English    Türkçe    فارسی   

4
544-553

  • Ancak şeyhin kanatlarıyla uçta şeyhin askerlerinin yardımını gör!
  • Bir zaman olur, onun lütuf dalgaları, sana kanat kesilir; bir an gelir, kahır ateşi seni taşır, götürür! 545
  • Kahrını, lütfunun zıddı sayma pek... Tesir bakımından ikisinin de birliğini gör!

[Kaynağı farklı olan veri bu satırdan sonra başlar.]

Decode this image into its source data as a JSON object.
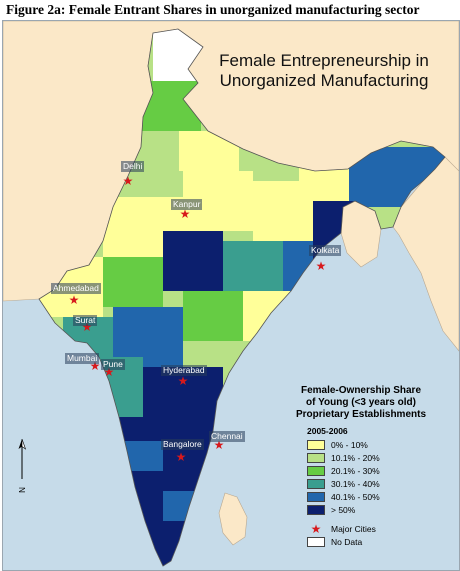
{
  "caption": "Figure 2a: Female Entrant Shares in unorganized manufacturing sector",
  "map_title_line1": "Female Entrepreneurship in",
  "map_title_line2": "Unorganized Manufacturing",
  "cities": [
    {
      "name": "Delhi"
    },
    {
      "name": "Kanpur"
    },
    {
      "name": "Kolkata"
    },
    {
      "name": "Ahmedabad"
    },
    {
      "name": "Surat"
    },
    {
      "name": "Mumbai"
    },
    {
      "name": "Pune"
    },
    {
      "name": "Hyderabad"
    },
    {
      "name": "Bangalore"
    },
    {
      "name": "Chennai"
    }
  ],
  "legend": {
    "title_line1": "Female-Ownership Share",
    "title_line2": "of Young  (<3 years old)",
    "title_line3": "Proprietary Establishments",
    "year": "2005-2006",
    "classes": [
      {
        "label": "0% - 10%",
        "color": "#ffff99"
      },
      {
        "label": "10.1% - 20%",
        "color": "#b8e186"
      },
      {
        "label": "20.1% - 30%",
        "color": "#66cc44"
      },
      {
        "label": "30.1% - 40%",
        "color": "#3a9e8f"
      },
      {
        "label": "40.1% - 50%",
        "color": "#2166ac"
      },
      {
        "label": "> 50%",
        "color": "#0c1f6e"
      }
    ],
    "major_cities_label": "Major Cities",
    "no_data_label": "No Data",
    "no_data_color": "#ffffff"
  },
  "north_label": "N",
  "colors": {
    "sea": "#c6dbe9",
    "neighbor_land": "#fbe8c8",
    "star": "#d7191c"
  }
}
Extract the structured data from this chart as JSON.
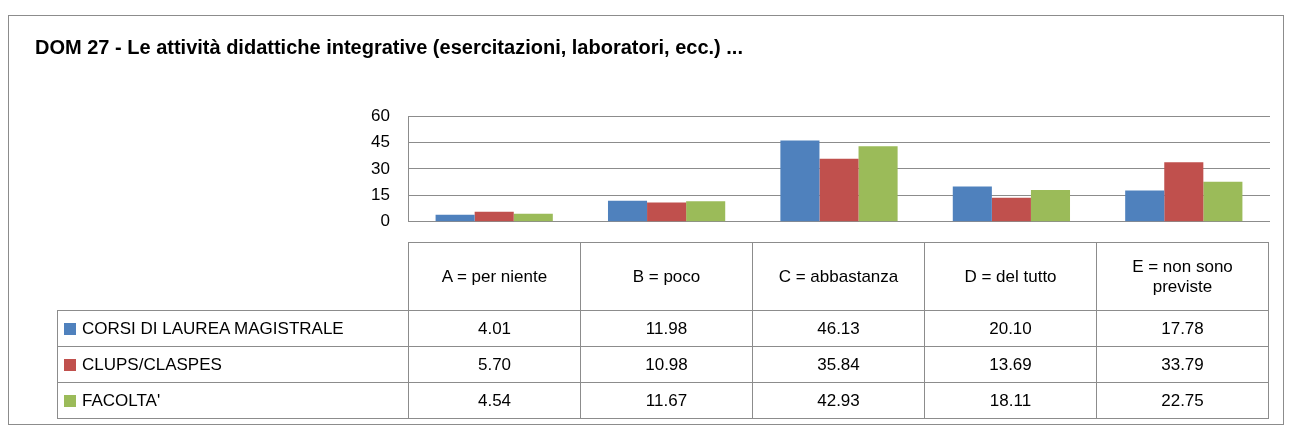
{
  "chart_data": {
    "type": "bar",
    "title": "DOM  27 - Le attività didattiche integrative (esercitazioni, laboratori,  ecc.) ...",
    "categories": [
      "A = per niente",
      "B = poco",
      "C = abbastanza",
      "D = del tutto",
      "E = non sono previste"
    ],
    "series": [
      {
        "name": "CORSI DI LAUREA MAGISTRALE",
        "color": "#4f81bd",
        "values": [
          4.01,
          11.98,
          46.13,
          20.1,
          17.78
        ],
        "value_labels": [
          "4.01",
          "11.98",
          "46.13",
          "20.10",
          "17.78"
        ]
      },
      {
        "name": "CLUPS/CLASPES",
        "color": "#c0504d",
        "values": [
          5.7,
          10.98,
          35.84,
          13.69,
          33.79
        ],
        "value_labels": [
          "5.70",
          "10.98",
          "35.84",
          "13.69",
          "33.79"
        ]
      },
      {
        "name": "FACOLTA'",
        "color": "#9bbb59",
        "values": [
          4.54,
          11.67,
          42.93,
          18.11,
          22.75
        ],
        "value_labels": [
          "4.54",
          "11.67",
          "42.93",
          "18.11",
          "22.75"
        ]
      }
    ],
    "ylim": [
      0,
      60
    ],
    "yticks": [
      0,
      15,
      30,
      45,
      60
    ],
    "grid": "y",
    "legend": "bottom left"
  }
}
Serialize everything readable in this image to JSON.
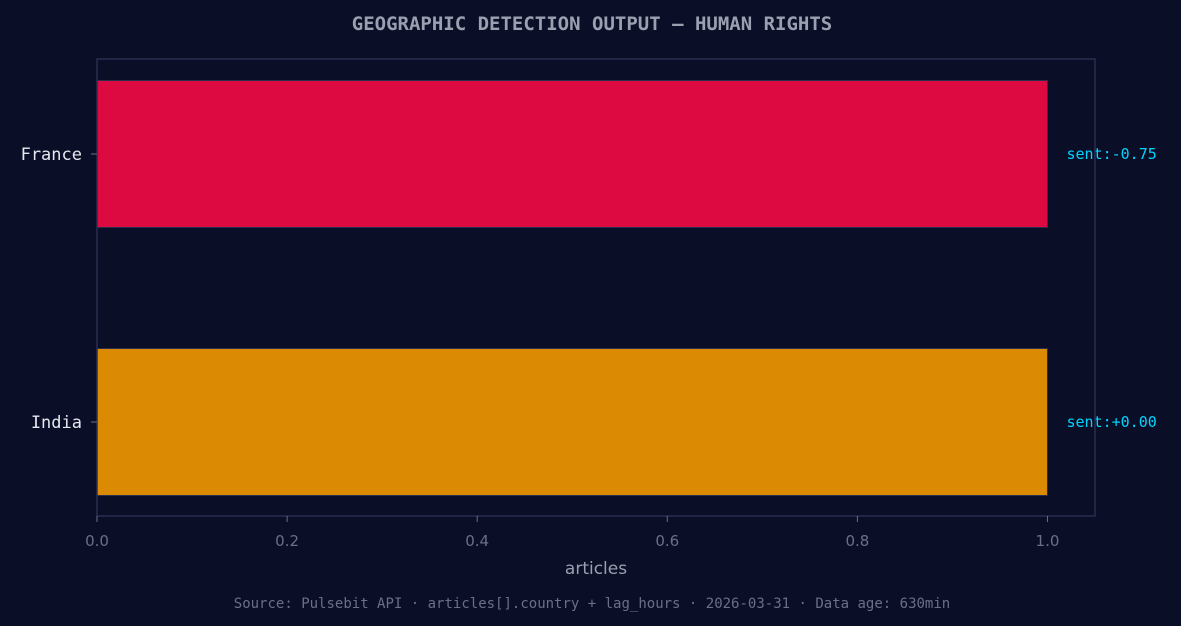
{
  "chart_data": {
    "type": "bar",
    "orientation": "horizontal",
    "title": "GEOGRAPHIC DETECTION OUTPUT — HUMAN RIGHTS",
    "xlabel": "articles",
    "ylabel": "",
    "categories": [
      "France",
      "India"
    ],
    "values": [
      1,
      1
    ],
    "bar_labels": [
      "sent:-0.75",
      "sent:+0.00"
    ],
    "bar_colors": [
      "#dc0a40",
      "#db8b03"
    ],
    "xlim": [
      0,
      1.05
    ],
    "xticks": [
      "0.0",
      "0.2",
      "0.4",
      "0.6",
      "0.8",
      "1.0"
    ],
    "grid": false,
    "footer": "Source: Pulsebit API · articles[].country + lag_hours · 2026-03-31 · Data age: 630min"
  },
  "colors": {
    "background": "#0a0e27",
    "axes_edge": "#2a2f4e",
    "title": "#9aa0b0",
    "tick_label": "#6b7086",
    "category_label": "#e6e8f0",
    "annotation": "#00d4ff"
  }
}
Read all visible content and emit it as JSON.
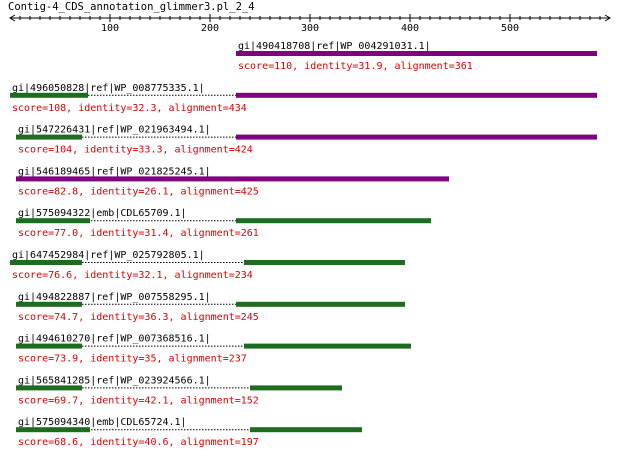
{
  "title": "Contig-4_CDS_annotation_glimmer3.pl_2_4",
  "ruler": {
    "min": 0,
    "max": 600,
    "ticks": [
      100,
      200,
      300,
      400,
      500
    ]
  },
  "colors": {
    "purple": "#800080",
    "green": "#1f6b1f",
    "score": "#dd0000",
    "text": "#000000"
  },
  "hits": [
    {
      "label": "gi|490418708|ref|WP_004291031.1|",
      "score": "score=110, identity=31.9, alignment=361",
      "start": 226,
      "end": 587,
      "aln_start": 226,
      "color": "purple"
    },
    {
      "label": "gi|496050828|ref|WP_008775335.1|",
      "score": "score=108, identity=32.3, alignment=434",
      "start": 0,
      "end": 587,
      "aln_start": 226,
      "color": "purple",
      "green_start": 0,
      "green_end": 78
    },
    {
      "label": "gi|547226431|ref|WP_021963494.1|",
      "score": "score=104, identity=33.3, alignment=424",
      "start": 6,
      "end": 587,
      "aln_start": 226,
      "color": "purple",
      "green_start": 6,
      "green_end": 72
    },
    {
      "label": "gi|546189465|ref|WP_021825245.1|",
      "score": "score=82.8, identity=26.1, alignment=425",
      "start": 6,
      "end": 439,
      "aln_start": 6,
      "color": "purple"
    },
    {
      "label": "gi|575094322|emb|CDL65709.1|",
      "score": "score=77.0, identity=31.4, alignment=261",
      "start": 6,
      "end": 421,
      "aln_start": 226,
      "color": "green",
      "green_start": 6,
      "green_end": 80
    },
    {
      "label": "gi|647452984|ref|WP_025792805.1|",
      "score": "score=76.6, identity=32.1, alignment=234",
      "start": 0,
      "end": 395,
      "aln_start": 234,
      "color": "green",
      "green_start": 0,
      "green_end": 72
    },
    {
      "label": "gi|494822887|ref|WP_007558295.1|",
      "score": "score=74.7, identity=36.3, alignment=245",
      "start": 6,
      "end": 395,
      "aln_start": 226,
      "color": "green",
      "green_start": 6,
      "green_end": 72
    },
    {
      "label": "gi|494610270|ref|WP_007368516.1|",
      "score": "score=73.9, identity=35, alignment=237",
      "start": 6,
      "end": 401,
      "aln_start": 234,
      "color": "green",
      "green_start": 6,
      "green_end": 72
    },
    {
      "label": "gi|565841285|ref|WP_023924566.1|",
      "score": "score=69.7, identity=42.1, alignment=152",
      "start": 6,
      "end": 332,
      "aln_start": 240,
      "color": "green",
      "green_start": 6,
      "green_end": 72
    },
    {
      "label": "gi|575094340|emb|CDL65724.1|",
      "score": "score=68.6, identity=40.6, alignment=197",
      "start": 6,
      "end": 352,
      "aln_start": 240,
      "color": "green",
      "green_start": 6,
      "green_end": 80
    }
  ]
}
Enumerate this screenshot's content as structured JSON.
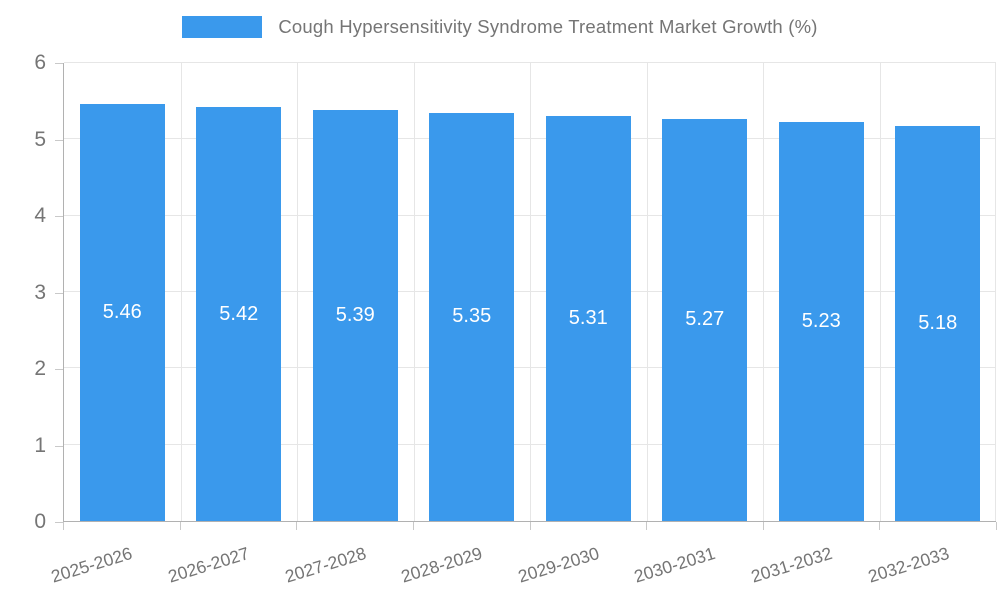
{
  "chart_data": {
    "type": "bar",
    "title": "Cough Hypersensitivity Syndrome Treatment Market Growth (%)",
    "categories": [
      "2025-2026",
      "2026-2027",
      "2027-2028",
      "2028-2029",
      "2029-2030",
      "2030-2031",
      "2031-2032",
      "2032-2033"
    ],
    "values": [
      5.46,
      5.42,
      5.39,
      5.35,
      5.31,
      5.27,
      5.23,
      5.18
    ],
    "value_labels": [
      "5.46",
      "5.42",
      "5.39",
      "5.35",
      "5.31",
      "5.27",
      "5.23",
      "5.18"
    ],
    "xlabel": "",
    "ylabel": "",
    "ylim": [
      0,
      6
    ],
    "yticks": [
      0,
      1,
      2,
      3,
      4,
      5,
      6
    ],
    "grid": true,
    "legend_position": "top",
    "colors": {
      "bar": "#3A99EC",
      "bar_value_text": "#ffffff",
      "axis_line": "#b1b1b1",
      "gridline": "#e6e6e6",
      "tick_mark": "#c9c9c9",
      "text": "#757575"
    }
  }
}
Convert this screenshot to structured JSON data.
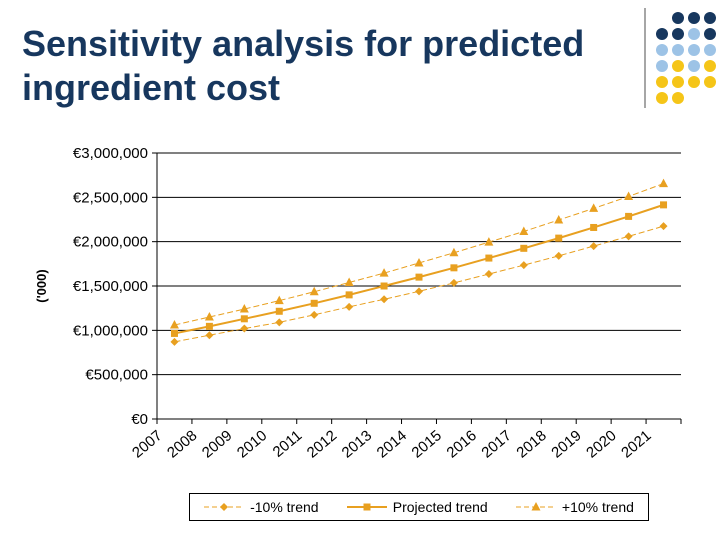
{
  "slide": {
    "title": "Sensitivity analysis for predicted ingredient cost"
  },
  "colors": {
    "title": "#17375e",
    "series": "#E8A020",
    "dot_dark": "#17375e",
    "dot_light": "#9DC3E6",
    "dot_yellow": "#F5C518"
  },
  "chart_data": {
    "type": "line",
    "title": "",
    "xlabel": "",
    "ylabel": "('000)",
    "categories": [
      "2007",
      "2008",
      "2009",
      "2010",
      "2011",
      "2012",
      "2013",
      "2014",
      "2015",
      "2016",
      "2017",
      "2018",
      "2019",
      "2020",
      "2021"
    ],
    "y_ticks": [
      "€0",
      "€500,000",
      "€1,000,000",
      "€1,500,000",
      "€2,000,000",
      "€2,500,000",
      "€3,000,000"
    ],
    "ylim": [
      0,
      3000000
    ],
    "grid": true,
    "legend_position": "bottom",
    "series": [
      {
        "name": "-10% trend",
        "marker": "diamond",
        "dashed": true,
        "values": [
          870000,
          945000,
          1020000,
          1090000,
          1175000,
          1265000,
          1350000,
          1440000,
          1535000,
          1635000,
          1735000,
          1840000,
          1950000,
          2060000,
          2175000
        ]
      },
      {
        "name": "Projected trend",
        "marker": "square",
        "dashed": false,
        "values": [
          965000,
          1045000,
          1130000,
          1215000,
          1305000,
          1400000,
          1500000,
          1600000,
          1705000,
          1815000,
          1925000,
          2040000,
          2160000,
          2285000,
          2415000
        ]
      },
      {
        "name": "+10% trend",
        "marker": "triangle",
        "dashed": true,
        "values": [
          1060000,
          1150000,
          1240000,
          1335000,
          1435000,
          1540000,
          1645000,
          1760000,
          1875000,
          1995000,
          2115000,
          2245000,
          2375000,
          2510000,
          2655000
        ]
      }
    ]
  }
}
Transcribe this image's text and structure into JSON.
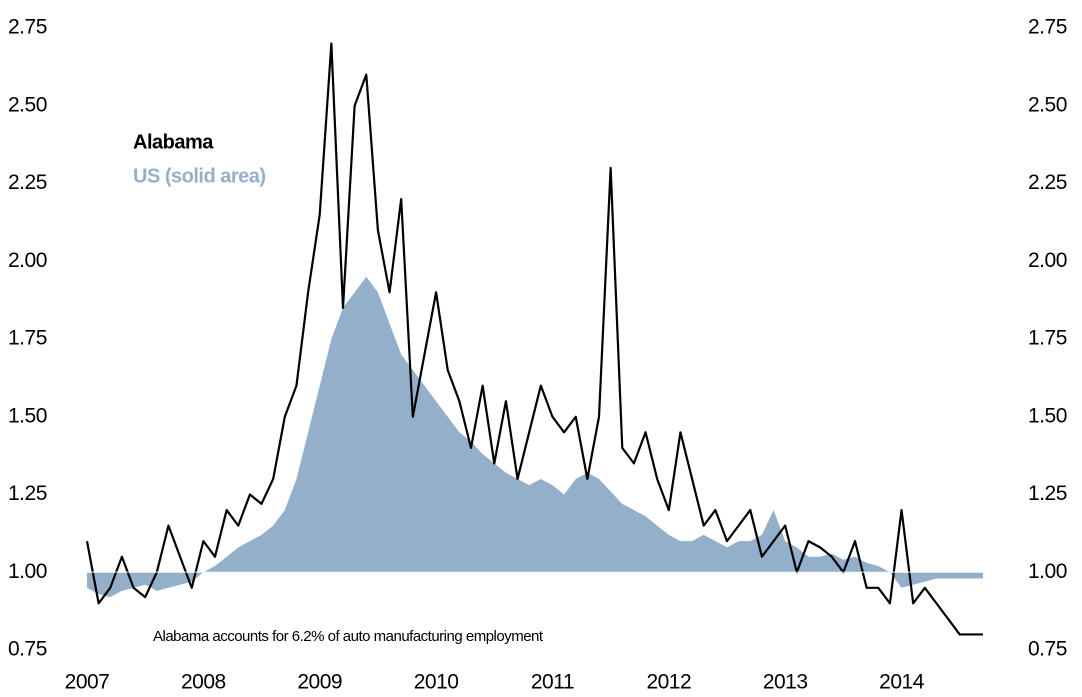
{
  "chart_data": {
    "type": "line",
    "annotations": [
      "Alabama accounts for 6.2% of auto manufacturing employment"
    ],
    "x": [
      2007.0,
      2007.1,
      2007.2,
      2007.3,
      2007.4,
      2007.5,
      2007.6,
      2007.7,
      2007.8,
      2007.9,
      2008.0,
      2008.1,
      2008.2,
      2008.3,
      2008.4,
      2008.5,
      2008.6,
      2008.7,
      2008.8,
      2008.9,
      2009.0,
      2009.1,
      2009.2,
      2009.3,
      2009.4,
      2009.5,
      2009.6,
      2009.7,
      2009.8,
      2009.9,
      2010.0,
      2010.1,
      2010.2,
      2010.3,
      2010.4,
      2010.5,
      2010.6,
      2010.7,
      2010.8,
      2010.9,
      2011.0,
      2011.1,
      2011.2,
      2011.3,
      2011.4,
      2011.5,
      2011.6,
      2011.7,
      2011.8,
      2011.9,
      2012.0,
      2012.1,
      2012.2,
      2012.3,
      2012.4,
      2012.5,
      2012.6,
      2012.7,
      2012.8,
      2012.9,
      2013.0,
      2013.1,
      2013.2,
      2013.3,
      2013.4,
      2013.5,
      2013.6,
      2013.7,
      2013.8,
      2013.9,
      2014.0,
      2014.1,
      2014.2,
      2014.3,
      2014.4,
      2014.5,
      2014.6,
      2014.7
    ],
    "series": [
      {
        "name": "US (solid area)",
        "color": "#93afc9",
        "fill": "area",
        "values": [
          0.95,
          0.93,
          0.92,
          0.94,
          0.95,
          0.96,
          0.94,
          0.95,
          0.96,
          0.97,
          1.0,
          1.02,
          1.05,
          1.08,
          1.1,
          1.12,
          1.15,
          1.2,
          1.3,
          1.45,
          1.6,
          1.75,
          1.85,
          1.9,
          1.95,
          1.9,
          1.8,
          1.7,
          1.65,
          1.6,
          1.55,
          1.5,
          1.45,
          1.42,
          1.38,
          1.35,
          1.32,
          1.3,
          1.28,
          1.3,
          1.28,
          1.25,
          1.3,
          1.32,
          1.3,
          1.26,
          1.22,
          1.2,
          1.18,
          1.15,
          1.12,
          1.1,
          1.1,
          1.12,
          1.1,
          1.08,
          1.1,
          1.1,
          1.12,
          1.2,
          1.1,
          1.08,
          1.05,
          1.05,
          1.06,
          1.04,
          1.05,
          1.03,
          1.02,
          1.0,
          0.95,
          0.96,
          0.97,
          0.98,
          0.98,
          0.98,
          0.98,
          0.98
        ]
      },
      {
        "name": "Alabama",
        "color": "#000000",
        "fill": "line",
        "values": [
          1.1,
          0.9,
          0.95,
          1.05,
          0.95,
          0.92,
          1.0,
          1.15,
          1.05,
          0.95,
          1.1,
          1.05,
          1.2,
          1.15,
          1.25,
          1.22,
          1.3,
          1.5,
          1.6,
          1.9,
          2.15,
          2.7,
          1.85,
          2.5,
          2.6,
          2.1,
          1.9,
          2.2,
          1.5,
          1.7,
          1.9,
          1.65,
          1.55,
          1.4,
          1.6,
          1.35,
          1.55,
          1.3,
          1.45,
          1.6,
          1.5,
          1.45,
          1.5,
          1.3,
          1.5,
          2.3,
          1.4,
          1.35,
          1.45,
          1.3,
          1.2,
          1.45,
          1.3,
          1.15,
          1.2,
          1.1,
          1.15,
          1.2,
          1.05,
          1.1,
          1.15,
          1.0,
          1.1,
          1.08,
          1.05,
          1.0,
          1.1,
          0.95,
          0.95,
          0.9,
          1.2,
          0.9,
          0.95,
          0.9,
          0.85,
          0.8,
          0.8,
          0.8
        ]
      }
    ],
    "baseline": 1.0,
    "xlim": [
      2007,
      2014.7
    ],
    "xticks": [
      2007,
      2008,
      2009,
      2010,
      2011,
      2012,
      2013,
      2014
    ],
    "ylim": [
      0.75,
      2.75
    ],
    "yticks": [
      0.75,
      {
        "value": 1,
        "label": "1.00"
      },
      1.25,
      {
        "value": 1.5,
        "label": "1.50"
      },
      1.75,
      {
        "value": 2,
        "label": "2.00"
      },
      2.25,
      {
        "value": 2.5,
        "label": "2.50"
      },
      2.75
    ],
    "y2lim": [
      0.75,
      2.75
    ],
    "y2ticks": [
      0.75,
      {
        "value": 1,
        "label": "1.00"
      },
      1.25,
      {
        "value": 1.5,
        "label": "1.50"
      },
      1.75,
      {
        "value": 2,
        "label": "2.00"
      },
      2.25,
      {
        "value": 2.5,
        "label": "2.50"
      },
      2.75
    ],
    "grid": false
  }
}
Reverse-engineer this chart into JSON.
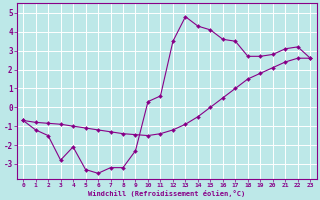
{
  "xlabel": "Windchill (Refroidissement éolien,°C)",
  "x_ticks": [
    0,
    1,
    2,
    3,
    4,
    5,
    6,
    7,
    8,
    9,
    10,
    11,
    12,
    13,
    14,
    15,
    16,
    17,
    18,
    19,
    20,
    21,
    22,
    23
  ],
  "y_ticks": [
    -3,
    -2,
    -1,
    0,
    1,
    2,
    3,
    4,
    5
  ],
  "xlim": [
    -0.5,
    23.5
  ],
  "ylim": [
    -3.8,
    5.5
  ],
  "background_color": "#bde8e8",
  "grid_color": "#ffffff",
  "line_color": "#880088",
  "line1_x": [
    0,
    1,
    2,
    3,
    4,
    5,
    6,
    7,
    8,
    9,
    10,
    11,
    12,
    13,
    14,
    15,
    16,
    17,
    18,
    19,
    20,
    21,
    22,
    23
  ],
  "line1_y": [
    -0.7,
    -1.2,
    -1.5,
    -2.8,
    -2.1,
    -3.3,
    -3.5,
    -3.2,
    -3.2,
    -2.3,
    0.3,
    0.6,
    3.5,
    4.8,
    4.3,
    4.1,
    3.6,
    3.5,
    2.7,
    2.7,
    2.8,
    3.1,
    3.2,
    2.6
  ],
  "line2_x": [
    0,
    1,
    2,
    3,
    4,
    5,
    6,
    7,
    8,
    9,
    10,
    11,
    12,
    13,
    14,
    15,
    16,
    17,
    18,
    19,
    20,
    21,
    22,
    23
  ],
  "line2_y": [
    -0.7,
    -0.8,
    -0.85,
    -0.9,
    -1.0,
    -1.1,
    -1.2,
    -1.3,
    -1.4,
    -1.45,
    -1.5,
    -1.4,
    -1.2,
    -0.9,
    -0.5,
    0.0,
    0.5,
    1.0,
    1.5,
    1.8,
    2.1,
    2.4,
    2.6,
    2.6
  ]
}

  • Bir zaman seni toprak gibi yeşertir... Bir zaman seni sevgilinin havasıyla doldurur, şişirir!
  • Ârifin bedenine cemad vasfını verir de orada neşeli güller, nesrinler bitirir!
  • Fakat bunları o görür, başkası değil... Temiz içten başka hiçbir şey cennetin kokusunu alamaz!
  • İçini, sevgiyi inkârdan arıt da orada onun gül bahçesindeki reyhanlar bitsin! 550
  • İçini arıt da Muhammed’in Yemen ülkesinde Rahman kokusunu aldığı gibi sende benim sevgilimin ebedîlik kokusunu bul!
  • Miraç edenlerin safında durursan yokluk, seni Burak gibi göklere yüceltir.
  • Yere mensup ve ancak aya kadar yüceltebilecek miraç değildir bu... Kamışı, şekere ulaştıran miraca benzer!